I learned the desolation of loneliness but found my faith grew deeper in that place.
To this day, I know that no matter what the circumstance, I am loved by a Father God who carries me when I am unable to walk on my own.

I learned that to make friends I could reach out to others first and not wait for them to come to me.
To this day, I credit the courage and confidence that I have to those days of high school when I had to make new friends out of nothing at all.

I gained an understanding of my Self and my talents.  By having to start all over again with no reputation, I was able to discover that I COULD sing well, that I WAS a strong academic, that I DID love reading and writing and playing piano.  I DID believe in God.
To this day I still sing, learn, read, write, play and believe.

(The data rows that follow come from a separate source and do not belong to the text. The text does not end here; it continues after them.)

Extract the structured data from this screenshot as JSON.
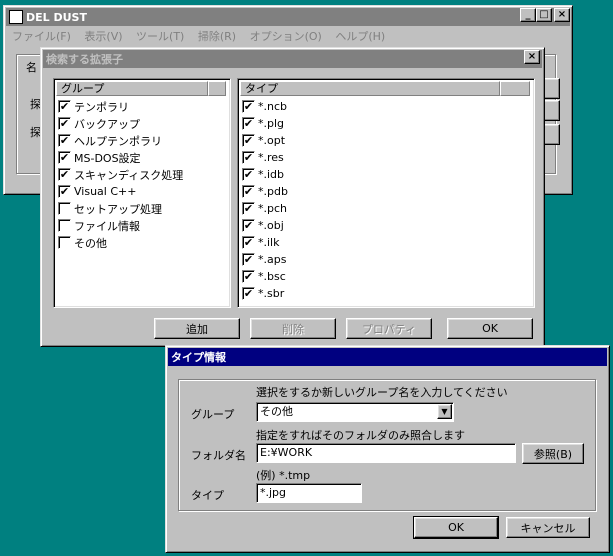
{
  "main_window": {
    "title": "DEL DUST",
    "menu": [
      "ファイル(F)",
      "表示(V)",
      "ツール(T)",
      "掃除(R)",
      "オプション(O)",
      "ヘルプ(H)"
    ],
    "partial_labels": [
      "名",
      "探",
      "探"
    ],
    "title_buttons": {
      "minimize": "_",
      "maximize": "□",
      "close": "×"
    }
  },
  "search_dialog": {
    "title": "検索する拡張子",
    "close": "×",
    "group_header": "グループ",
    "type_header": "タイプ",
    "groups": [
      {
        "label": "テンポラリ",
        "checked": true
      },
      {
        "label": "バックアップ",
        "checked": true
      },
      {
        "label": "ヘルプテンポラリ",
        "checked": true
      },
      {
        "label": "MS-DOS設定",
        "checked": true
      },
      {
        "label": "スキャンディスク処理",
        "checked": true
      },
      {
        "label": "Visual C++",
        "checked": true
      },
      {
        "label": "セットアップ処理",
        "checked": false
      },
      {
        "label": "ファイル情報",
        "checked": false
      },
      {
        "label": "その他",
        "checked": false
      }
    ],
    "types": [
      {
        "label": "*.ncb",
        "checked": true
      },
      {
        "label": "*.plg",
        "checked": true
      },
      {
        "label": "*.opt",
        "checked": true
      },
      {
        "label": "*.res",
        "checked": true
      },
      {
        "label": "*.idb",
        "checked": true
      },
      {
        "label": "*.pdb",
        "checked": true
      },
      {
        "label": "*.pch",
        "checked": true
      },
      {
        "label": "*.obj",
        "checked": true
      },
      {
        "label": "*.ilk",
        "checked": true
      },
      {
        "label": "*.aps",
        "checked": true
      },
      {
        "label": "*.bsc",
        "checked": true
      },
      {
        "label": "*.sbr",
        "checked": true
      }
    ],
    "buttons": {
      "add": "追加",
      "delete": "削除",
      "properties": "プロパティ",
      "ok": "OK"
    }
  },
  "type_dialog": {
    "title": "タイプ情報",
    "hint_group": "選択をするか新しいグループ名を入力してください",
    "group_label": "グループ",
    "group_value": "その他",
    "hint_folder": "指定をすればそのフォルダのみ照合します",
    "folder_label": "フォルダ名",
    "folder_value": "E:¥WORK",
    "browse": "参照(B)",
    "example": "(例) *.tmp",
    "type_label": "タイプ",
    "type_value": "*.jpg",
    "ok": "OK",
    "cancel": "キャンセル"
  },
  "check_mark": "✔"
}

I learned to accept gifts from others.  It was hard being helpless - not knowing where something was, what the routine was, how to build a friendship, how to do the most basic of things.
But to this day, I realize that I can accept the graciousness of others, so I do not refuse what is offered.

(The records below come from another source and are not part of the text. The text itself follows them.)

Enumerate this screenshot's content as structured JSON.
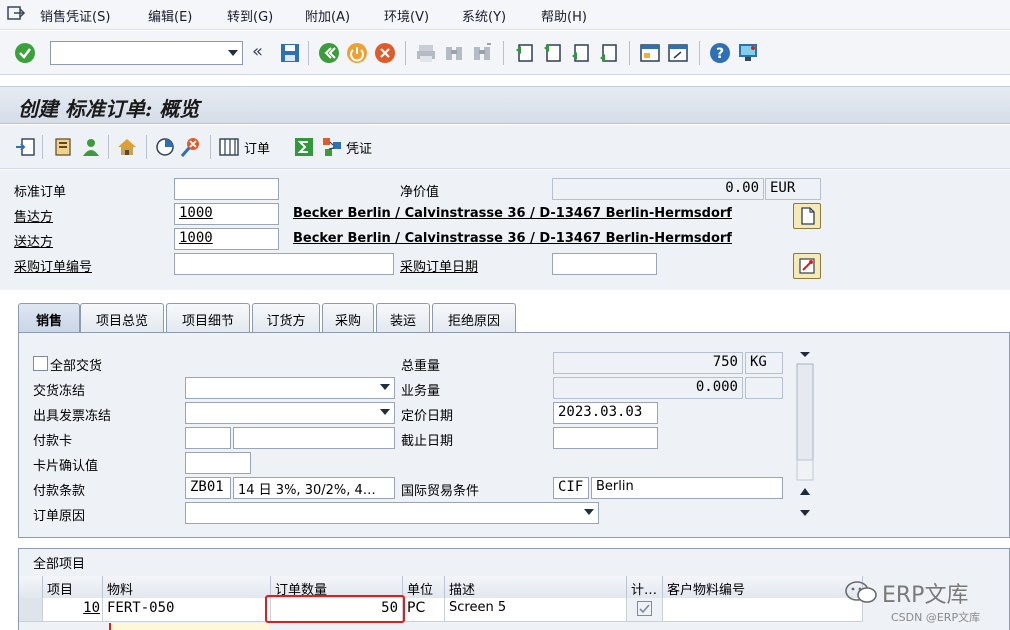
{
  "menu": {
    "items": [
      {
        "label": "销售凭证(S)"
      },
      {
        "label": "编辑(E)"
      },
      {
        "label": "转到(G)"
      },
      {
        "label": "附加(A)"
      },
      {
        "label": "环境(V)"
      },
      {
        "label": "系统(Y)"
      },
      {
        "label": "帮助(H)"
      }
    ]
  },
  "title": "创建 标准订单: 概览",
  "app_toolbar": {
    "order_label": "订单",
    "doc_label": "凭证"
  },
  "header": {
    "std_order_label": "标准订单",
    "std_order_value": "",
    "net_value_label": "净价值",
    "net_value": "0.00",
    "currency": "EUR",
    "sold_to_label": "售达方",
    "sold_to_value": "1000",
    "sold_to_desc": "Becker Berlin / Calvinstrasse 36 / D-13467 Berlin-Hermsdorf",
    "ship_to_label": "送达方",
    "ship_to_value": "1000",
    "ship_to_desc": "Becker Berlin / Calvinstrasse 36 / D-13467 Berlin-Hermsdorf",
    "po_number_label": "采购订单编号",
    "po_number_value": "",
    "po_date_label": "采购订单日期",
    "po_date_value": ""
  },
  "tabs": [
    {
      "label": "销售"
    },
    {
      "label": "项目总览"
    },
    {
      "label": "项目细节"
    },
    {
      "label": "订货方"
    },
    {
      "label": "采购"
    },
    {
      "label": "装运"
    },
    {
      "label": "拒绝原因"
    }
  ],
  "sales_tab": {
    "complete_delivery_label": "全部交货",
    "delivery_block_label": "交货冻结",
    "billing_block_label": "出具发票冻结",
    "payment_card_label": "付款卡",
    "card_verify_label": "卡片确认值",
    "payment_terms_label": "付款条款",
    "payment_terms_code": "ZB01",
    "payment_terms_desc": "14 日 3%, 30/2%, 4…",
    "order_reason_label": "订单原因",
    "total_weight_label": "总重量",
    "total_weight_value": "750",
    "weight_unit": "KG",
    "volume_label": "业务量",
    "volume_value": "0.000",
    "pricing_date_label": "定价日期",
    "pricing_date_value": "2023.03.03",
    "cutoff_date_label": "截止日期",
    "incoterms_label": "国际贸易条件",
    "incoterms_code": "CIF",
    "incoterms_place": "Berlin"
  },
  "items": {
    "section_title": "全部项目",
    "columns": [
      "项目",
      "物料",
      "订单数量",
      "单位",
      "描述",
      "计…",
      "客户物料编号"
    ],
    "rows": [
      {
        "item": "10",
        "material": "FERT-050",
        "qty": "50",
        "unit": "PC",
        "desc": "Screen 5"
      }
    ]
  },
  "watermark": {
    "brand": "ERP文库",
    "credit": "CSDN @ERP文库"
  },
  "colors": {
    "accent": "#2f6fb3",
    "highlight": "#e31b1b"
  }
}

I came to understand that distance does not mean anything but a physical separation; it doesn't have the power to sever the connection hearts make with one another.
To this day, I have maintained close friendships with people from high school, college, and several cities I have lived in over the years.  

I learned that wherever I go, I take family with me.
To this day, my parents and sister are a grounding force to me.

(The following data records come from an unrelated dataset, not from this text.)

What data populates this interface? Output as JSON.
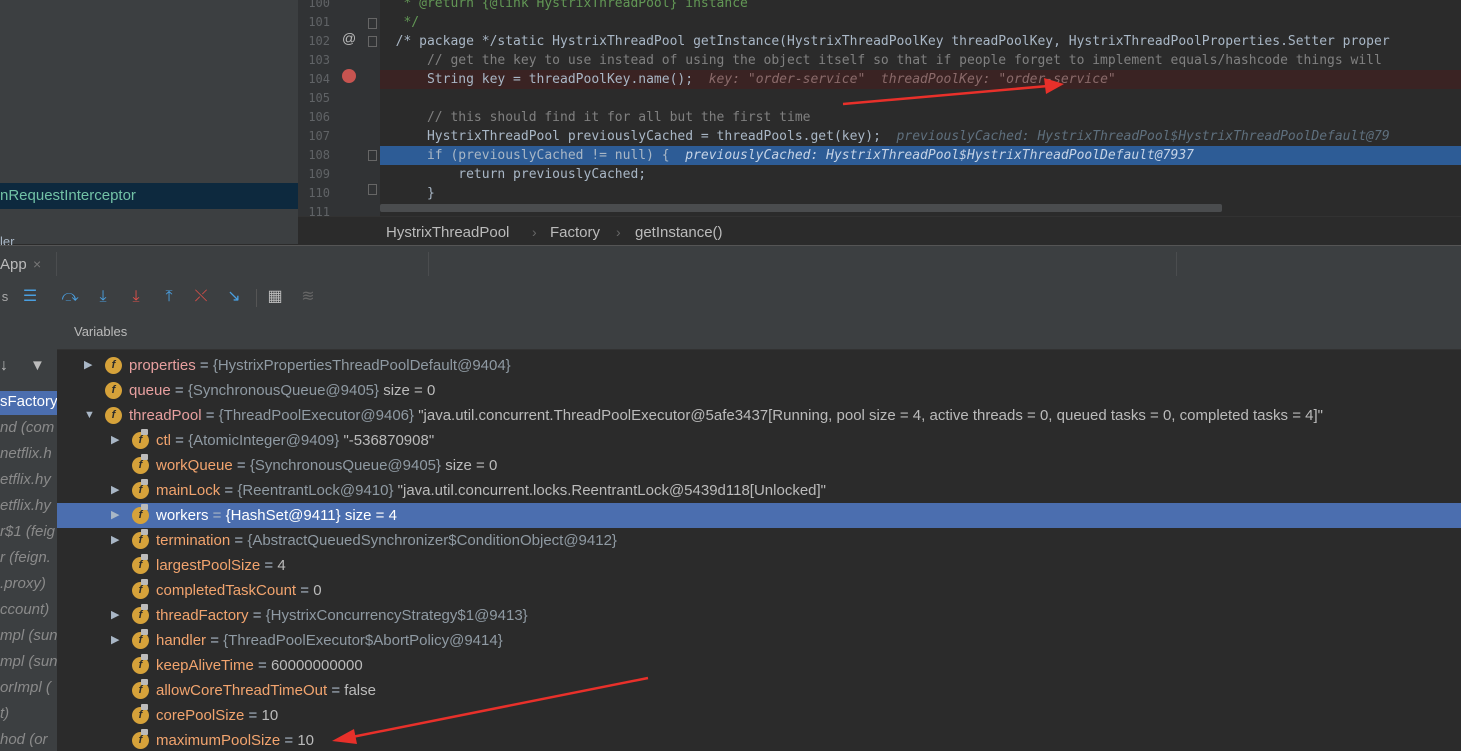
{
  "project_pane": {
    "selected_item": "nRequestInterceptor",
    "cut_item": "ler"
  },
  "editor": {
    "lines": [
      {
        "num": "100",
        "text": " * @return {@link HystrixThreadPool} instance"
      },
      {
        "num": "101",
        "text": " */"
      },
      {
        "num": "102",
        "text": "/* package */static HystrixThreadPool getInstance(HystrixThreadPoolKey threadPoolKey, HystrixThreadPoolProperties.Setter proper"
      },
      {
        "num": "103",
        "text": "    // get the key to use instead of using the object itself so that if people forget to implement equals/hashcode things will"
      },
      {
        "num": "104",
        "text": "    String key = threadPoolKey.name();",
        "hint": "key: \"order-service\"  threadPoolKey: \"order-service\""
      },
      {
        "num": "105",
        "text": ""
      },
      {
        "num": "106",
        "text": "    // this should find it for all but the first time"
      },
      {
        "num": "107",
        "text": "    HystrixThreadPool previouslyCached = threadPools.get(key);",
        "hint": "previouslyCached: HystrixThreadPool$HystrixThreadPoolDefault@79"
      },
      {
        "num": "108",
        "text": "    if (previouslyCached != null) {",
        "hint": "previouslyCached: HystrixThreadPool$HystrixThreadPoolDefault@7937"
      },
      {
        "num": "109",
        "text": "        return previouslyCached;"
      },
      {
        "num": "110",
        "text": "    }"
      },
      {
        "num": "111",
        "text": ""
      }
    ],
    "gutter_marks": {
      "at_symbol": "@"
    }
  },
  "breadcrumb": [
    "HystrixThreadPool",
    "Factory",
    "getInstance()"
  ],
  "debug": {
    "tab_label": "App",
    "tab_close": "×",
    "variables_header": "Variables",
    "left_frames": [
      "sFactory",
      "nd (com",
      "netflix.h",
      "etflix.hy",
      "etflix.hy",
      "r$1 (feig",
      "r (feign.",
      ".proxy)",
      "ccount)",
      "mpl (sun",
      "mpl (sun.",
      "orImpl (",
      "t)",
      "hod (or"
    ],
    "variables": [
      {
        "indent": 0,
        "expand": "▶",
        "name": "properties",
        "type": "{HystrixPropertiesThreadPoolDefault@9404}",
        "value": ""
      },
      {
        "indent": 0,
        "expand": "",
        "name": "queue",
        "type": "{SynchronousQueue@9405}",
        "value": " size = 0"
      },
      {
        "indent": 0,
        "expand": "▼",
        "name": "threadPool",
        "type": "{ThreadPoolExecutor@9406}",
        "value": "\"java.util.concurrent.ThreadPoolExecutor@5afe3437[Running, pool size = 4, active threads = 0, queued tasks = 0, completed tasks = 4]\""
      },
      {
        "indent": 1,
        "expand": "▶",
        "name": "ctl",
        "type": "{AtomicInteger@9409}",
        "value": "\"-536870908\""
      },
      {
        "indent": 1,
        "expand": "",
        "name": "workQueue",
        "type": "{SynchronousQueue@9405}",
        "value": " size = 0"
      },
      {
        "indent": 1,
        "expand": "▶",
        "name": "mainLock",
        "type": "{ReentrantLock@9410}",
        "value": "\"java.util.concurrent.locks.ReentrantLock@5439d118[Unlocked]\""
      },
      {
        "indent": 1,
        "expand": "▶",
        "name": "workers",
        "type": "{HashSet@9411}",
        "value": " size = 4",
        "selected": true
      },
      {
        "indent": 1,
        "expand": "▶",
        "name": "termination",
        "type": "{AbstractQueuedSynchronizer$ConditionObject@9412}",
        "value": ""
      },
      {
        "indent": 1,
        "expand": "",
        "name": "largestPoolSize",
        "type": "",
        "value": "4"
      },
      {
        "indent": 1,
        "expand": "",
        "name": "completedTaskCount",
        "type": "",
        "value": "0"
      },
      {
        "indent": 1,
        "expand": "▶",
        "name": "threadFactory",
        "type": "{HystrixConcurrencyStrategy$1@9413}",
        "value": ""
      },
      {
        "indent": 1,
        "expand": "▶",
        "name": "handler",
        "type": "{ThreadPoolExecutor$AbortPolicy@9414}",
        "value": ""
      },
      {
        "indent": 1,
        "expand": "",
        "name": "keepAliveTime",
        "type": "",
        "value": "60000000000"
      },
      {
        "indent": 1,
        "expand": "",
        "name": "allowCoreThreadTimeOut",
        "type": "",
        "value": "false"
      },
      {
        "indent": 1,
        "expand": "",
        "name": "corePoolSize",
        "type": "",
        "value": "10"
      },
      {
        "indent": 1,
        "expand": "",
        "name": "maximumPoolSize",
        "type": "",
        "value": "10"
      }
    ]
  },
  "colors": {
    "editor_bg": "#2b2b2b",
    "panel_bg": "#3c3f41",
    "selection": "#4b6eaf",
    "annotation_arrow": "#e8302a"
  }
}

And I learned that sometimes life trials will hit me.  And they can hit hard.
But I get to decide how I will approach it: with fear or courage, despair or hope.

Friday, February 17, 2017

Wearing Fifty (a poem)

I've been wearing 50 for a week now.
It feels the same as 49
but not exactly.

Fifty+1 week is not
"Do I have more gray?" or
"Why does my body not work the way it used to."

It is more
"I have fewer years to live than I have lived" and
"What do I want my health to be 10 years from now" and
"Am I making the difference that I dreamed I would make?"

Fifty is
12000 steps a day
3x a week at Primal

wrestling with a kid's vegan lifestyle
Rehydrating chickpeas and making hummus every other day.
Learning what to do with winter melon.

checking on the physical and mental health of my children
counseling my husband on career possibilities
starting a Facebook conversation to activate an intervention for a friend
back home whose alcoholism is damaging her whole life

seeing a spiritual counselor for my soul and shoulder
reading Eckhart Tolle a second time to re-center on the Power of Now
writing a poem about fifty, because I like poetry and want to like 50
understanding my dad just that much more as he turned 80

trying to help a hurt street kitten,
and knowing the best thing for it is to be with its feral mom
seeing a college acquaintance in the semi-finals of Americas Got Talent
staying in touch with family through Skype on the weekends

worrying about climate change and pollution levels in Hong Kong
then reminding myself not to worry - stay PRESENT
valuing mindfulness

loving teaching "Where are you going? Where have you been?"
to seniors who get just as creeped out as I do by the story.

Finding Cat Street antique market on a family outing.
Living in freakin' Hong Kong!  How am I in Hong Kong?
That's so crazy!

Realizing that I don't have a clue what life will bring.